Les propositions que vous a soumises mon collègue la semaine dernière se fondent donc sur une approche qui cible les moyens plutôt que les résultats, et s'inscrivent en continuité, tout en les renforçant, des engagements du gouvernement à l'égard de la promotion du français et de l'anglais dans la société canadienne. Ainsi, en vertu de ces propositions, les institutions fédérales se verraient tenues, lorsqu'elles élaborent des politiques ou des programmes, de vérifier l'incidence de chaque politique ou programme sur la promotion du français et de l'anglais; de consulter, s'il y a lieu, les organismes intéressés, notamment ceux qui représentent les minorités francophones et anglophones du Canada; et de tenir compte des incidences de la promotion du français et de l'anglais et du résultat des consultations. Les obligations du ministre du Patrimoine canadien seraient également assujetties à une prise de mesures similaires.
J'aimerais insister sur le fait que de telles mesures de moyens, lesquels seraient, je le rappelle, justiciables, sont très loin d'être banales ou négligeables. L'obligation justiciable de tenir compte des incidences de tels programmes ou politiques sur la promotion du français et de l'anglais serait fort significative et amènerait les institutions fédérales à répondre de façon plus appropriée aux besoins des communautés minoritaires et aux intérêts de la dualité linguistique dans son ensemble. C'est d'ailleurs en ce sens que se prononçait la commissaire aux langues officielles dans le cadre de son dernier rapport annuel de 2003-2004. Elle y indiquait, et je cite:
Les institutions assujetties à la Loi doivent normalement prendre en considération les besoins des communautés de langue officielle dans l'élaboration des politiques et des programmes.
Cette exigence aurait une portée beaucoup plus grande si son caractère exécutoire était clairement établi. En effet, toutes les institutions devraient considérer de façon plus approfondie et rigoureuse les répercussions des politiques et programmes sur les communautés pour s'assurer qu'elles favorisent leur développement. La commissaire concluait en recommandant au gouvernement de clarifier par voie législative ou réglementaire la partie VII en précisant à la fois son caractère obligatoire et les modalités de sa mise en oeuvre par les institutions fédérales aux termes de l'article 41 de la loi. Il m'apparaît que les propositions mises de l'avant par mon collègue s'inscrivent tout à fait dans cette ligne de pensée.

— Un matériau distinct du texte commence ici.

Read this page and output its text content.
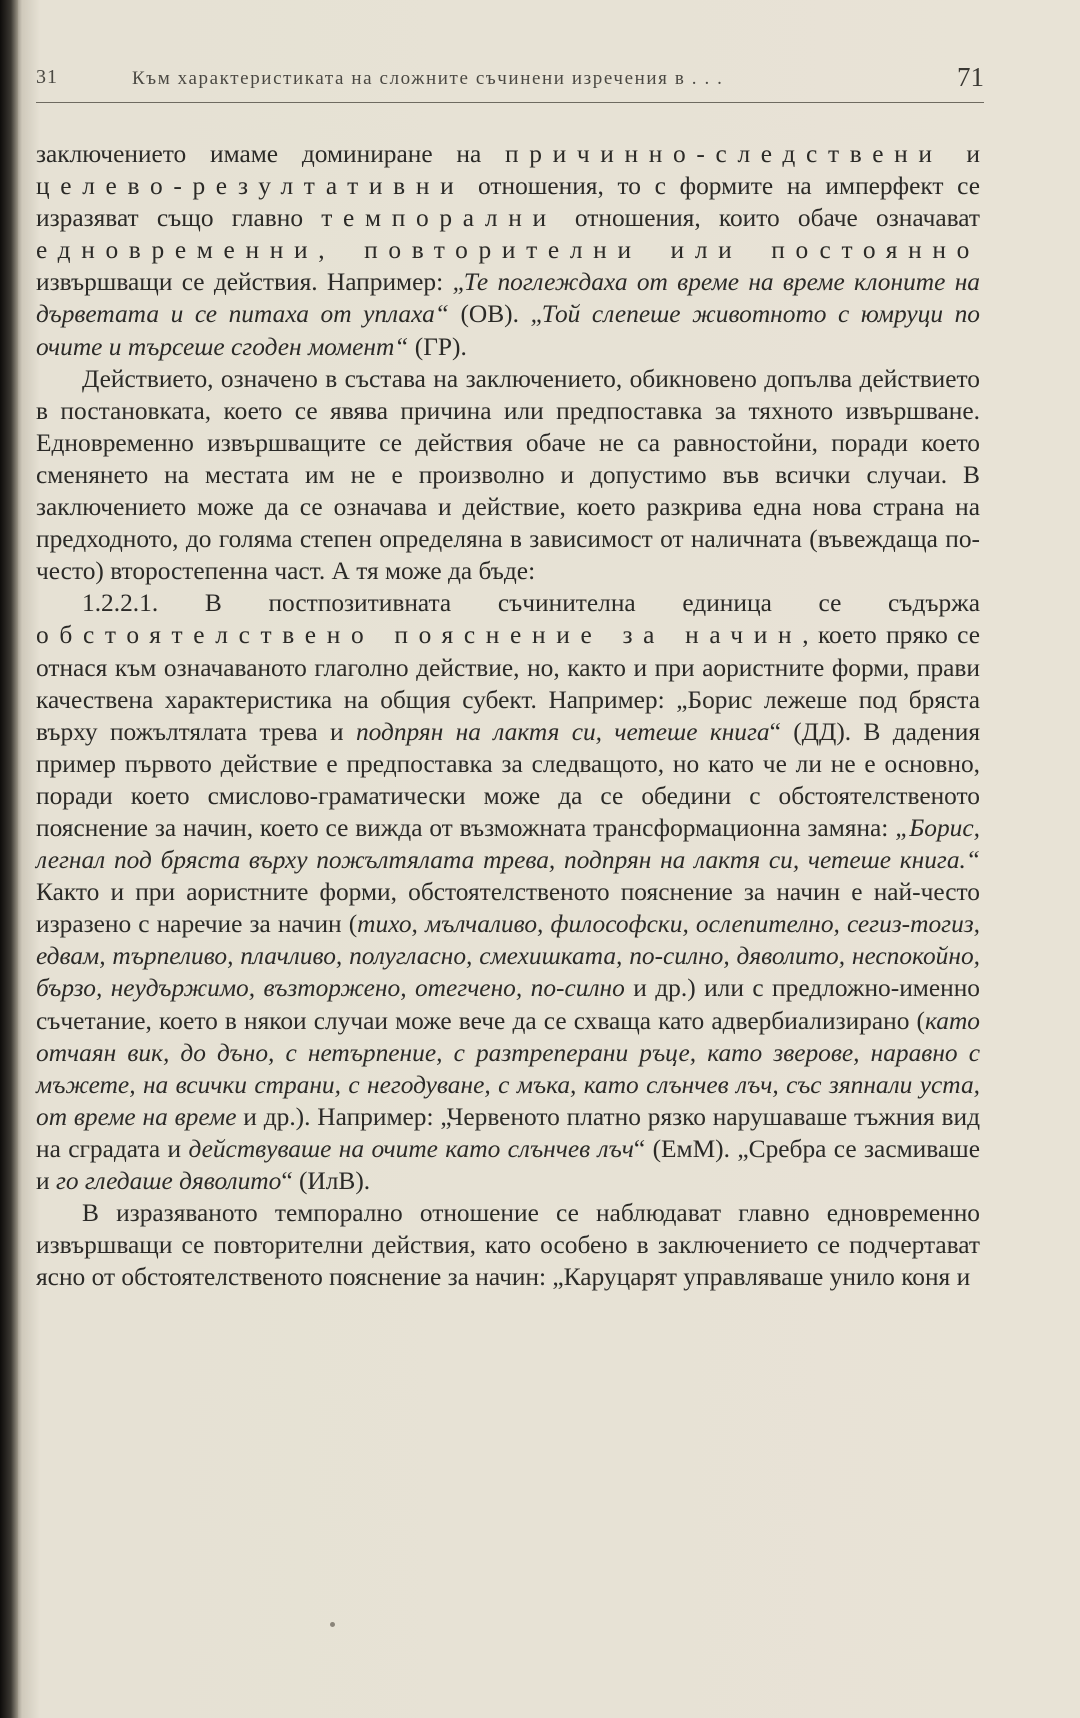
31	Към характеристиката на сложните съчинени изречения в . . .	71

заключението имаме доминиране на причинно-следствени и целево-резултативни отношения, то с формите на имперфект се изразяват също главно темпорални отношения, които обаче означават едновременни, повторителни или постоянно извършващи се действия. Например: „Те поглеждаха от време на време клоните на дърветата и се питаха от уплаха“ (ОВ). „Той слепеше животното с юмруци по очите и търсеше сгоден момент“ (ГР).

Действието, означено в състава на заключението, обикновено допълва действието в постановката, което се явява причина или предпоставка за тяхното извършване. Едновременно извършващите се действия обаче не са равностойни, поради което сменянето на местата им не е произволно и допустимо във всички случаи. В заключението може да се означава и действие, което разкрива една нова страна на предходното, до голяма степен определяна в зависимост от наличната (въвеждаща по-често) второстепенна част. А тя може да бъде:

1.2.2.1. В постпозитивната съчинителна единица се съдържа обстоятелствено пояснение за начин, което пряко се отнася към означаваното глаголно действие, но, както и при аористните форми, прави качествена характеристика на общия субект. Например: „Борис лежеше под бряста върху пожълтялата трева и подпрян на лактя си, четеше книга“ (ДД). В дадения пример първото действие е предпоставка за следващото, но като че ли не е основно, поради което смислово-граматически може да се обедини с обстоятелственото пояснение за начин, което се вижда от възможната трансформационна замяна: „Борис, легнал под бряста върху пожълтялата трева, подпрян на лактя си, четеше книга.“ Както и при аористните форми, обстоятелственото пояснение за начин е най-често изразено с наречие за начин (тихо, мълчаливо, философски, ослепително, сегиз-тогиз, едвам, търпеливо, плачливо, полугласно, смехишката, по-силно, дяволито, неспокойно, бързо, неудържимо, възторжено, отегчено, по-силно и др.) или с предложно-именно съчетание, което в някои случаи може вече да се схваща като адвербиализирано (като отчаян вик, до дъно, с нетърпение, с разтреперани ръце, като зверове, наравно с мъжете, на всички страни, с негодуване, с мъка, като слънчев лъч, със зяпнали уста, от време на време и др.). Например: „Червеното платно рязко нарушаваше тъжния вид на сградата и действуваше на очите като слънчев лъч“ (ЕмМ). „Сребра се засмиваше и го гледаше дяволито“ (ИлВ).

В изразяваното темпорално отношение се наблюдават главно едновременно извършващи се повторителни действия, като особено в заключението се подчертават ясно от обстоятелственото пояснение за начин: „Каруцарят управляваше унило коня и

Je vous remercie, monsieur le président, de m'avoir donné l'occasion d'exposer mon point de vue sur le projet de loi S-3. Vous savez que le gouvernement accorde une grande importance à son engagement en matière de langues officielles, et je souhaite que le comité puisse convenir de la meilleure façon de le rehausser.
Monsieur le président, nous sommes à vous.